For the caramelised oranges

  • 6 oranges
  • 2 tbsp Grand Marnier or Cointreau
  • 200g granulated sugar

You will need an electric hand whisk and a 23cm diameter loose bottomed cake tin.

Step by step:

1. Line the base and sides of your cake tin with greaseproof paper.

2. Preheat your oven to 170 C, 150 C fan, 325 F, gas 3. Put the biscuits in a polythene bag and crush to fine crumbs.

Mix the crushed biscuits with the butter and use to line the base of the tin, pressing down firmly with the back of a spoon. Chill the biscuit base while you make the filling.

3. Place the butter, sugar, cream cheese, flour, orange zest and juice, and egg yolks in a large bowl and beat well with an electric hand whisk until smooth.

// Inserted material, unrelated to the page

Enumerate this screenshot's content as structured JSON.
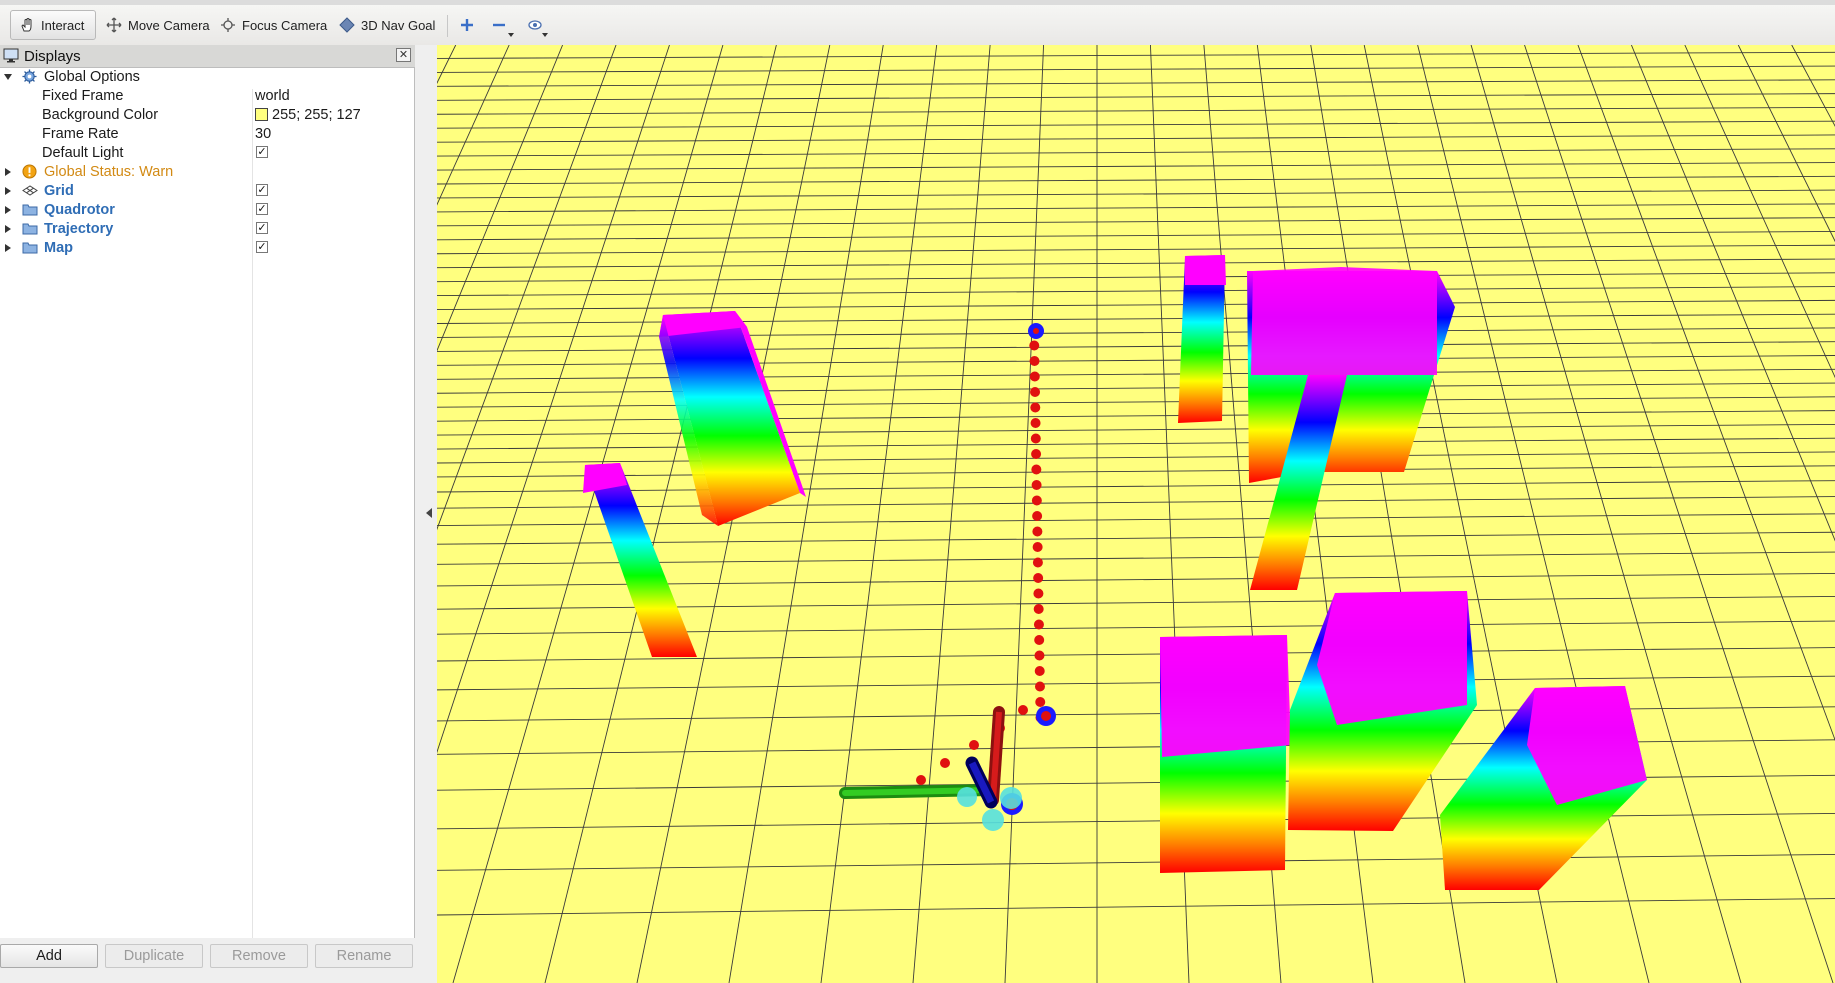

Lightly whip the cream then fold it into the mixture.

4. In a separate bowl, beat the egg whites until stiff and fold into the mixture. Pour this filling over the biscuit base and level the surface.

5. Place in the oven for 1 to 1½ hours until just set and starting to colour, turn off the oven, leave the door ajar and allow the cheesecake to cool in the oven for another hour.

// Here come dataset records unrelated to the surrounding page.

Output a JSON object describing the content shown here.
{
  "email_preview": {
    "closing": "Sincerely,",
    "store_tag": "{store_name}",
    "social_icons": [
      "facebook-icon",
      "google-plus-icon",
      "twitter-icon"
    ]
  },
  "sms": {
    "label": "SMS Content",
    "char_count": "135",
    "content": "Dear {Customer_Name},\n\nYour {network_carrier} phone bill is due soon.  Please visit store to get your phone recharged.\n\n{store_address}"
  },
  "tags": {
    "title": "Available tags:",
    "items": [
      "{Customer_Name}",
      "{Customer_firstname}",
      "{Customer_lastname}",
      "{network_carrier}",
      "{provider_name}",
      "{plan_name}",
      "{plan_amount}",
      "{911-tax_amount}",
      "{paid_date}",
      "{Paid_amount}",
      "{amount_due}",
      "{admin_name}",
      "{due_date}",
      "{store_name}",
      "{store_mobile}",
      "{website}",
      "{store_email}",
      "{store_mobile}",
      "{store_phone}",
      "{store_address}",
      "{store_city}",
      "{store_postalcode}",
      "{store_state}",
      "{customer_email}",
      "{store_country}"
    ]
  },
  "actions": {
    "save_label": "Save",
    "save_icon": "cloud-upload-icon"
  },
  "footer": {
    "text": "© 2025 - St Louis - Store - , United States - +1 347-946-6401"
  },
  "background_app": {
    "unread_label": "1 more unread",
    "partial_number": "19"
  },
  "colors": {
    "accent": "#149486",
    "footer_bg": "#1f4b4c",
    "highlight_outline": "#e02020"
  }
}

Run a palette knife around the outside edge to loosen the cheesecake and cool completely on a wire rack.

6. To make the caramelised oranges, remove all the peel and pith from the oranges and slice thinly, removing any pips. Lay them in a dish and sprinkle with 2 tablespoons of Grand Marnier, Cointreau or other orange-flavoured liqueur.

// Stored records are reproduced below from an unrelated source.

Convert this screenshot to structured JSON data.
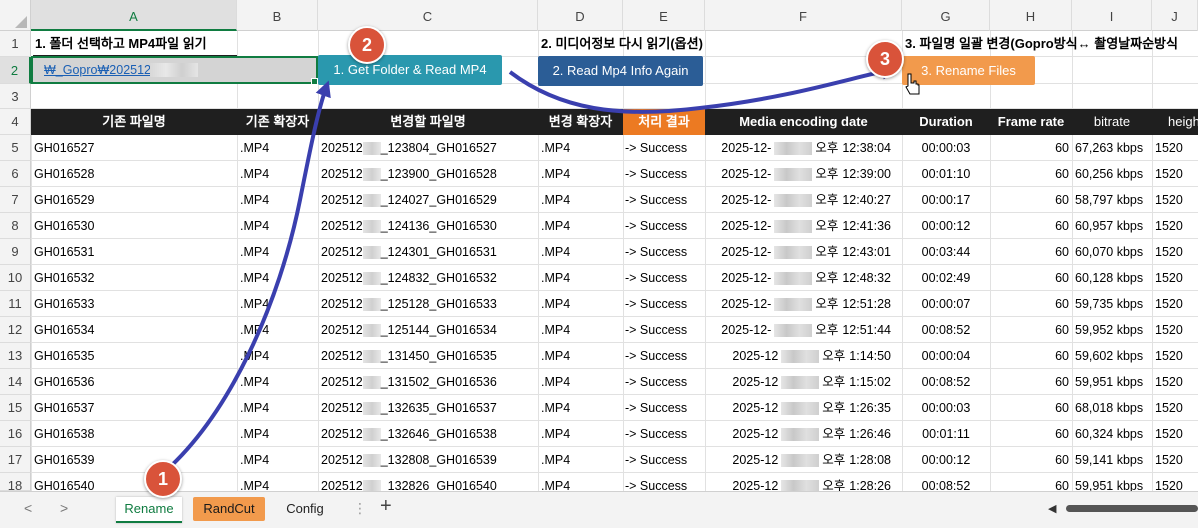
{
  "columns": [
    "A",
    "B",
    "C",
    "D",
    "E",
    "F",
    "G",
    "H",
    "I",
    "J"
  ],
  "rows": [
    "1",
    "2",
    "3",
    "4",
    "5",
    "6",
    "7",
    "8",
    "9",
    "10",
    "11",
    "12",
    "13",
    "14",
    "15",
    "16",
    "17",
    "18"
  ],
  "row1": {
    "a": "1. 폴더 선택하고 MP4파일 읽기",
    "d": "2. 미디어정보 다시 읽기(옵션)",
    "g": "3. 파일명 일괄 변경(Gopro방식↔ 촬영날짜순방식"
  },
  "row2": {
    "path": "₩_Gopro₩202512"
  },
  "buttons": {
    "get_folder": "1. Get Folder & Read MP4",
    "read_info": "2. Read Mp4 Info Again",
    "rename": "3. Rename Files"
  },
  "badges": [
    "1",
    "2",
    "3"
  ],
  "table_headers": [
    "기존 파일명",
    "기존 확장자",
    "변경할 파일명",
    "변경 확장자",
    "처리 결과",
    "Media encoding date",
    "Duration",
    "Frame rate",
    "bitrate",
    "heigh"
  ],
  "table_rows": [
    {
      "orig": "GH016527",
      "ext": ".MP4",
      "newp": "202512",
      "news": "_123804_GH016527",
      "next": ".MP4",
      "result": "-> Success",
      "datep": "2025-12-",
      "ampm": "오후",
      "time": "12:38:04",
      "dur": "00:00:03",
      "fps": "60",
      "bitrate": "67,263 kbps",
      "height": "1520"
    },
    {
      "orig": "GH016528",
      "ext": ".MP4",
      "newp": "202512",
      "news": "_123900_GH016528",
      "next": ".MP4",
      "result": "-> Success",
      "datep": "2025-12-",
      "ampm": "오후",
      "time": "12:39:00",
      "dur": "00:01:10",
      "fps": "60",
      "bitrate": "60,256 kbps",
      "height": "1520"
    },
    {
      "orig": "GH016529",
      "ext": ".MP4",
      "newp": "202512",
      "news": "_124027_GH016529",
      "next": ".MP4",
      "result": "-> Success",
      "datep": "2025-12-",
      "ampm": "오후",
      "time": "12:40:27",
      "dur": "00:00:17",
      "fps": "60",
      "bitrate": "58,797 kbps",
      "height": "1520"
    },
    {
      "orig": "GH016530",
      "ext": ".MP4",
      "newp": "202512",
      "news": "_124136_GH016530",
      "next": ".MP4",
      "result": "-> Success",
      "datep": "2025-12-",
      "ampm": "오후",
      "time": "12:41:36",
      "dur": "00:00:12",
      "fps": "60",
      "bitrate": "60,957 kbps",
      "height": "1520"
    },
    {
      "orig": "GH016531",
      "ext": ".MP4",
      "newp": "202512",
      "news": "_124301_GH016531",
      "next": ".MP4",
      "result": "-> Success",
      "datep": "2025-12-",
      "ampm": "오후",
      "time": "12:43:01",
      "dur": "00:03:44",
      "fps": "60",
      "bitrate": "60,070 kbps",
      "height": "1520"
    },
    {
      "orig": "GH016532",
      "ext": ".MP4",
      "newp": "202512",
      "news": "_124832_GH016532",
      "next": ".MP4",
      "result": "-> Success",
      "datep": "2025-12-",
      "ampm": "오후",
      "time": "12:48:32",
      "dur": "00:02:49",
      "fps": "60",
      "bitrate": "60,128 kbps",
      "height": "1520"
    },
    {
      "orig": "GH016533",
      "ext": ".MP4",
      "newp": "202512",
      "news": "_125128_GH016533",
      "next": ".MP4",
      "result": "-> Success",
      "datep": "2025-12-",
      "ampm": "오후",
      "time": "12:51:28",
      "dur": "00:00:07",
      "fps": "60",
      "bitrate": "59,735 kbps",
      "height": "1520"
    },
    {
      "orig": "GH016534",
      "ext": ".MP4",
      "newp": "202512",
      "news": "_125144_GH016534",
      "next": ".MP4",
      "result": "-> Success",
      "datep": "2025-12-",
      "ampm": "오후",
      "time": "12:51:44",
      "dur": "00:08:52",
      "fps": "60",
      "bitrate": "59,952 kbps",
      "height": "1520"
    },
    {
      "orig": "GH016535",
      "ext": ".MP4",
      "newp": "202512",
      "news": "_131450_GH016535",
      "next": ".MP4",
      "result": "-> Success",
      "datep": "2025-12",
      "ampm": "오후",
      "time": "1:14:50",
      "dur": "00:00:04",
      "fps": "60",
      "bitrate": "59,602 kbps",
      "height": "1520"
    },
    {
      "orig": "GH016536",
      "ext": ".MP4",
      "newp": "202512",
      "news": "_131502_GH016536",
      "next": ".MP4",
      "result": "-> Success",
      "datep": "2025-12",
      "ampm": "오후",
      "time": "1:15:02",
      "dur": "00:08:52",
      "fps": "60",
      "bitrate": "59,951 kbps",
      "height": "1520"
    },
    {
      "orig": "GH016537",
      "ext": ".MP4",
      "newp": "202512",
      "news": "_132635_GH016537",
      "next": ".MP4",
      "result": "-> Success",
      "datep": "2025-12",
      "ampm": "오후",
      "time": "1:26:35",
      "dur": "00:00:03",
      "fps": "60",
      "bitrate": "68,018 kbps",
      "height": "1520"
    },
    {
      "orig": "GH016538",
      "ext": ".MP4",
      "newp": "202512",
      "news": "_132646_GH016538",
      "next": ".MP4",
      "result": "-> Success",
      "datep": "2025-12",
      "ampm": "오후",
      "time": "1:26:46",
      "dur": "00:01:11",
      "fps": "60",
      "bitrate": "60,324 kbps",
      "height": "1520"
    },
    {
      "orig": "GH016539",
      "ext": ".MP4",
      "newp": "202512",
      "news": "_132808_GH016539",
      "next": ".MP4",
      "result": "-> Success",
      "datep": "2025-12",
      "ampm": "오후",
      "time": "1:28:08",
      "dur": "00:00:12",
      "fps": "60",
      "bitrate": "59,141 kbps",
      "height": "1520"
    },
    {
      "orig": "GH016540",
      "ext": ".MP4",
      "newp": "202512",
      "news": "_132826_GH016540",
      "next": ".MP4",
      "result": "-> Success",
      "datep": "2025-12",
      "ampm": "오후",
      "time": "1:28:26",
      "dur": "00:08:52",
      "fps": "60",
      "bitrate": "59,951 kbps",
      "height": "1520"
    }
  ],
  "tabs": [
    {
      "label": "Rename",
      "active": true
    },
    {
      "label": "RandCut",
      "active": false,
      "color": "#f29a4c"
    },
    {
      "label": "Config",
      "active": false
    }
  ],
  "tab_nav": {
    "prev": "<",
    "next": ">",
    "add": "+",
    "ellipsis": "⋮"
  },
  "colors": {
    "header_bg": "#1f1f1f",
    "result_header": "#ec7a22",
    "btn1": "#2a98ae",
    "btn2": "#2b5d96",
    "btn3": "#f29a4c",
    "badge": "#d9533a",
    "arrow": "#3a3fae",
    "excel_green": "#107c41"
  }
}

Put the sugar in a heavy-bottomed saucepan with 150ml of water, place over a medium heat and allow the sugar to dissolve, swirling the pan occasionally.

Increase the heat and allow the mixture to reach a rich caramel colour, remove from the heat and carefully add a little more water until you have a thick syrup.

Place the orange slices on top of the cheesecake, pour the syrup over the oranges and allow to cool. Decorate the finished cheesecake with caster sugar.

Use candied orange peel – available from supermarkets

For more information about the Café Iruña go direct to their history page HERE

Ernest Hemingway was a regular customer.
A bronze bust of the American writer remains at the bar today.

🥘 Carole’s Pavlova…

🥘  1 Baking sheet |  🍽 Serves 8 | ⏱ 2 hours | 🛒 10 ingredients | €8

This showstopper dessert is easy to make and a joy to serve. Everybody loves to dive into the fruity, creamy, crunchy pudding. Carole serves it several times a year, particularly after summer barbecues and Christmas lunch.

Ingredients:

  • 4 eggs
  • 250g caster sugar
  • 1 tsp white wine vinegar
  • 1 tsp cornflour
  • 400g strawberries, hulled and halved if large
  • 300g raspberries
  • 1 tbsp icing sugar
  • 150g blackberries or blueberries
  • 300ml whipping cream
  • 1 tsp vanilla extract
Have all your ingredients ready before you start

Step by step:

  1. Heat your oven to 150C / fan 130C / gas. Line your baking sheet with baking parchment and draw a large circle in pencil around a bowl or dinner plate approximately 25cm diameter. Turn the paper over.
  2. Whip the egg whites to stiff peaks. Add the sugar, 1 tbsp at a time, whisking betweeen each addition until the mixture is smooth, thick and glossy. Whisk in the cornflour.
  3. Place the large spoonfuls of meringue on the parchment inside the circle until it is evenly filled.
  4. Make a dip in the centre with the back of a spoon and bring up the sides a little. Put the pavlova in the oven and bake for 1 hour. Turn the oven off, leave the door ajar and let the meringue cool completely.
  5. Make the sauce by blending 75g strawberries and 75g of raspberries to a puree with the icing sugar, then sieve into a bowl. Gently whip the cream and vanilla.
  6. Top the meringue with the cream, the rest of the fruit, and berry sauce.
Easy and inexpensive to make.

Notes:

To make individual mini pavlovas, simply draw 10cm diameter circles on your baking paper and make as above.

Served here with white chocolate topping
Anna Pavlova

The dessert is named after Russian ballerina Anna Pavlova. Born in St Petersburg on 12th February 1881, Pavlova was premature and often felt unwell. She died in the Netherlands on 23rd January 1931 aged just 49.

The origin of Pavlova is disputed between Australia and New Zealand. However, there is documented evidence of the recipe appearing in New Zealand as far back as 1929.